A tool to map bisulfite converted sequence reads and determine cytosine methylation states
http://felixkrueger.github.io/Bismark/
GNU General Public License v3.0
394 stars 103 forks source link

Help with interpretation of M-bias plot #701

Closed xinyun-stacy-li closed 1 month ago

xinyun-stacy-li commented 2 months ago

Thanks for creating and actively maintaining this amazing tool! I'm a first-time user of Bismark. I'm running this pipeline starting from FastQC, Trim Galore, Bismark aligner, and Bismark methylation extractor. The libraries I'm working on is NEB EM-seq paired-end sequenced samples. I trimmed 10bp from 5' and 3' end for both read 1 and 2 according to your recommendation here (https://felixkrueger.github.io/Bismark/bismark/library_types/#em-seq-neb). The M-bias plots generated from one of the samples look very weird, especially for read 2 where the CpG methylation starts from roughly 40% and wiggles for the first half of the read length. I'm also confused about the reason why CpG total calls in read 1 starts to gradually drop even in the middle of the read length. I wonder if you could help me interpret the plots and suggest potential fixations. Thank you so much!

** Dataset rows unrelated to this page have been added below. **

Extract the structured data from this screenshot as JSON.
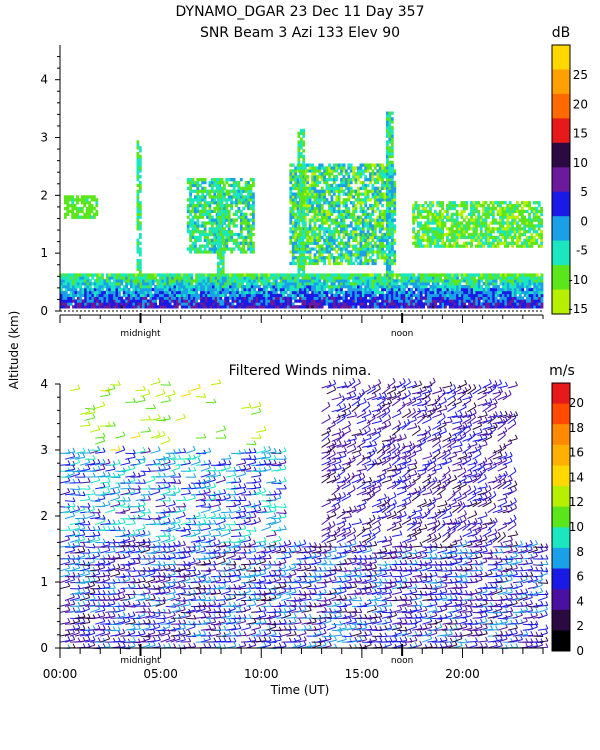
{
  "title": {
    "line1": "DYNAMO_DGAR  23 Dec 11 Day 357",
    "line2": "SNR Beam 3 Azi 133 Elev 90"
  },
  "chart_data": [
    {
      "type": "heatmap",
      "title": "SNR Beam 3 Azi 133 Elev 90",
      "ylabel": "Altitude (km)",
      "xlim": [
        "00:00",
        "24:00"
      ],
      "ylim": [
        0,
        4.6
      ],
      "y_ticks": [
        "0",
        "1",
        "2",
        "3",
        "4"
      ],
      "x_markers": [
        "midnight",
        "noon"
      ],
      "colorbar": {
        "unit": "dB",
        "ticks": [
          "25",
          "20",
          "15",
          "10",
          "5",
          "0",
          "-5",
          "-10",
          "-15"
        ],
        "colors": [
          "#ffd800",
          "#ffa000",
          "#ff6a00",
          "#e61a1a",
          "#2a0a40",
          "#6a1a9a",
          "#1a1ae6",
          "#1aa0e6",
          "#1ae6c0",
          "#5ae61a",
          "#b6f000"
        ]
      },
      "regions": [
        {
          "band": "boundary layer",
          "x": [
            0,
            23.9
          ],
          "alt": [
            0.05,
            0.65
          ],
          "snr_db": [
            -15,
            10
          ]
        },
        {
          "band": "cloud layer",
          "x": [
            0.2,
            1.8
          ],
          "alt": [
            1.6,
            2.0
          ],
          "snr_db": [
            -12,
            -8
          ]
        },
        {
          "band": "cloud layer",
          "x": [
            6.3,
            9.6
          ],
          "alt": [
            1.0,
            2.3
          ],
          "snr_db": [
            -12,
            -2
          ]
        },
        {
          "band": "cloud layer",
          "x": [
            11.4,
            16.6
          ],
          "alt": [
            0.8,
            2.5
          ],
          "snr_db": [
            -15,
            0
          ]
        },
        {
          "band": "cloud layer",
          "x": [
            17.5,
            23.9
          ],
          "alt": [
            1.1,
            1.9
          ],
          "snr_db": [
            -15,
            -5
          ]
        },
        {
          "band": "plume",
          "x": [
            3.8,
            4.0
          ],
          "alt": [
            0.6,
            2.9
          ],
          "snr_db": [
            -10,
            -5
          ]
        },
        {
          "band": "plume",
          "x": [
            7.8,
            8.1
          ],
          "alt": [
            0.6,
            2.3
          ],
          "snr_db": [
            -10,
            -5
          ]
        },
        {
          "band": "plume",
          "x": [
            11.8,
            12.1
          ],
          "alt": [
            0.6,
            3.1
          ],
          "snr_db": [
            -12,
            -5
          ]
        },
        {
          "band": "plume",
          "x": [
            16.2,
            16.5
          ],
          "alt": [
            0.6,
            3.4
          ],
          "snr_db": [
            -12,
            0
          ]
        }
      ]
    },
    {
      "type": "scatter",
      "title": "Filtered Winds nima.",
      "xlabel": "Time (UT)",
      "ylabel": "Altitude (km)",
      "xlim": [
        "00:00",
        "24:00"
      ],
      "ylim": [
        0,
        4.0
      ],
      "x_ticks": [
        "00:00",
        "05:00",
        "10:00",
        "15:00",
        "20:00"
      ],
      "y_ticks": [
        "0",
        "1",
        "2",
        "3",
        "4"
      ],
      "x_markers": [
        "midnight",
        "noon"
      ],
      "colorbar": {
        "unit": "m/s",
        "ticks": [
          "20",
          "18",
          "16",
          "14",
          "12",
          "10",
          "8",
          "6",
          "4",
          "2",
          "0"
        ],
        "colors": [
          "#e61a1a",
          "#ff4a00",
          "#ff8a00",
          "#ffb000",
          "#ffd800",
          "#b6f000",
          "#5ae61a",
          "#1ae6c0",
          "#1aa0e6",
          "#1a1ae6",
          "#4a10a0",
          "#2a0a40",
          "#000000"
        ]
      },
      "regions": [
        {
          "band": "low level",
          "x": [
            0,
            24
          ],
          "alt": [
            0,
            1.6
          ],
          "speed_ms": [
            2,
            8
          ]
        },
        {
          "band": "mid level",
          "x": [
            0,
            11
          ],
          "alt": [
            1.6,
            3.0
          ],
          "speed_ms": [
            4,
            10
          ]
        },
        {
          "band": "upper level",
          "x": [
            13,
            22.5
          ],
          "alt": [
            1.6,
            4.0
          ],
          "speed_ms": [
            2,
            6
          ]
        },
        {
          "band": "scattered upper",
          "x": [
            0.5,
            10
          ],
          "alt": [
            3.0,
            4.0
          ],
          "speed_ms": [
            10,
            14
          ]
        }
      ]
    }
  ]
}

Screenshot 2024-09-26 at 10 58 21 Screenshot 2024-09-26 at 10 58 33
FelixKrueger commented 1 month ago

Tackling the question about decreasing levels of total calls first: the (rather moderate) drop in total calls for Read 1 are almost certainly the effect of adapter, and/or quality trimming of the reads. There will be a certain fraction of the sequenced reads are simply shorter than the read length, hence there is a drop with increased read length. This is also true for Read 2, but in addition the overlap detection and removal of redundant portions of the read means the observed decline is more pronounced.

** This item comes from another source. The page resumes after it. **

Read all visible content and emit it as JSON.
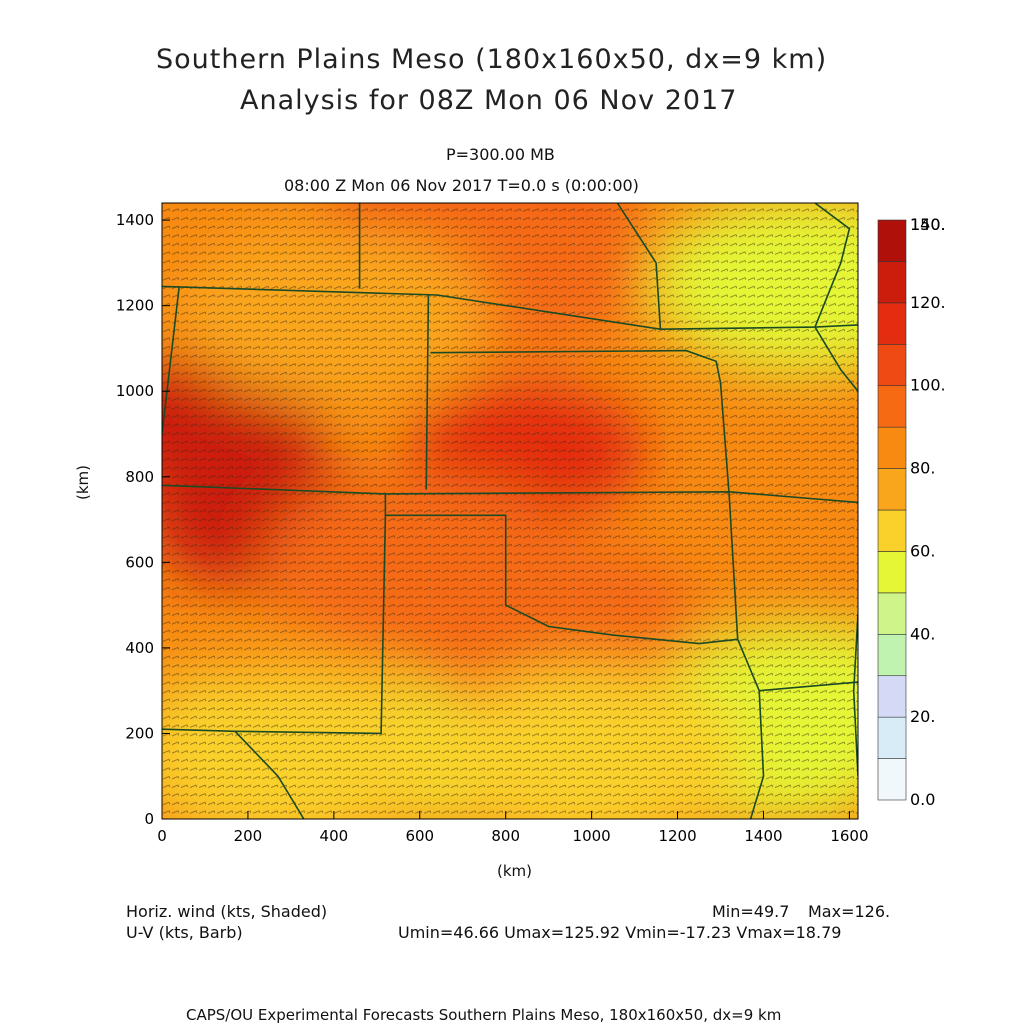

Regarding the drop in methylation levels for Read 2: I'm afraid I don't have an explanation for that, it is certainly now what you would expect for EM-seq. Also, I can't think of a biological reason why the first half of all Read 2 should have a lower methylation level. My guess is it that something odd happened at the start of Read2 (on a technical level), maybe it is worth asking the genomics hub if there were any mishaps on the instrument?

Since lower methylation for Read 2 is encoded by A (instead of Gs), you could potentially add AAAAAAAAAA as a 'contamination` for FastQC (under configuration, adapters.txt or something similar). This might show whether there was an unusual content of PolyA at the start of Read 2. It might also be obvious in the sequence composition plot of FastQ.

I would probably recommend to use only R1 (single-end) alignments for this sample to ensure that you don't include any technical artefacts.

xinyun-stacy-li commented 1 month ago

Thank you so much for your comment. I did reach out to the sequencing center and they plan to re-sequence the samples. Hopefully that will resolve the issue. Thanks again!